Após as repugnantes
tentativas de homicídio sofridas por Maria da Penha Maia Fernandes, em 1983, o
Brasil demorou 23 anos para criar uma legislação específica para tutela
jurídica das mulheres. O que somente ocorreu, inclusive, após uma condenação do
Brasil pela Corte Interamericana de Direitos Humanos.
A omissão e negligência do
país em criar mecanismos legais de proteção aos grupos mais vulneráveis já
existia naquela época e se perpetua até os dias atuais. Prova disso é que o
Congresso Nacional, mesmo após mais de 30 anos da promulgação da Constituição
Federal se recusa a criar lei específica para combater a homotransfobia no
Brasil. A realidade só mudou após uma decisão da Suprema Corte, no âmbito da
ADO 26 e do MI 4733, que equiparou práticas homotransfóbicas ao crime de
racismo.
Mas ainda não era o
suficiente, no país que mais mata pessoas transexuais, os assassinos não
sofriam todo o rigor de uma legislação específica por mero capricho, ou pior,
por um preconceito enraizado nas entranhas do sistema, inclusive o de justiça.
Contudo, a Sexta Turma deu
um passo importante e garantiu proteção, respeito e dignidade as mulheres trans
vítimas de violência doméstica. O relator, Min. Rogério Schietti Cruz, foi preciso
ao afirmar que “este julgamento versa sobre a vulnerabilidade de uma categoria
de seres humanos, que não pode ser resumida à objetividade de uma ciência
exata. As existências e as relações humanas são complexas, e o direito não se
deve alicerçar em discursos rasos, simplistas e reducionistas, especialmente
nestes tempos de naturalização de falas de ódio contra minorias”.
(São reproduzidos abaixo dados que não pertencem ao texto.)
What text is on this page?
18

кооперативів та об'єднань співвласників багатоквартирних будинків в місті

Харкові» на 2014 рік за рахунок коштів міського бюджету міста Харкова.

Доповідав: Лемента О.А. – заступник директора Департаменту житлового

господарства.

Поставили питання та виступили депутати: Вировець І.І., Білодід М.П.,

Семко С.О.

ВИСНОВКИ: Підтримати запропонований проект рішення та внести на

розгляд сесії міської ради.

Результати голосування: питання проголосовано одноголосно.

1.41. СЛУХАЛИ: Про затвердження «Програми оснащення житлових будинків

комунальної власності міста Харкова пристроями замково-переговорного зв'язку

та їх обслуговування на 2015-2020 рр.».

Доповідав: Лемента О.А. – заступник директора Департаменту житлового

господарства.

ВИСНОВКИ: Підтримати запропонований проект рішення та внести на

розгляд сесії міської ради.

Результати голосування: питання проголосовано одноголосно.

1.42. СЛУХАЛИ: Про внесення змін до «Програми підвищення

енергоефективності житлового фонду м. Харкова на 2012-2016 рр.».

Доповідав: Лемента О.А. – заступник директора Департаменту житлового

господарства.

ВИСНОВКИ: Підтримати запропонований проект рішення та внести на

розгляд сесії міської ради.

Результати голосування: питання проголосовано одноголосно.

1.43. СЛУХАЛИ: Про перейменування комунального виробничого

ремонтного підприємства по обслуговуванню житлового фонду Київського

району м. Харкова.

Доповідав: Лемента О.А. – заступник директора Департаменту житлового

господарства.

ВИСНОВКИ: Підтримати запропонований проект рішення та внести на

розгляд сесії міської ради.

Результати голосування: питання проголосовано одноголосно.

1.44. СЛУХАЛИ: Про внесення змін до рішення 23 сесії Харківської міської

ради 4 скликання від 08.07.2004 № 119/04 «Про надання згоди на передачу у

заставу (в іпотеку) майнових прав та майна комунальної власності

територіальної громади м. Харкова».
Por fim, nem seria preciso
discorrer ainda mais sobre a importância do julgado e o avanço que isso
significa na proteção de todas as mulheres, sem exceções discriminatórias e que
afrontam o texto constitucional. A decisão do julgamento deve, sim, ser
comemorada por todos, pois a proteção de grupos vulneráveis é algo que diz
respeito a todos, o que não ocorre em relação ao afeto e as relações afetivas
que cada qual tem com seu par. O combate ao ódio é dever de todos, já o amor
entre as pessoas não diz respeito a ninguém mais além do próprio casal.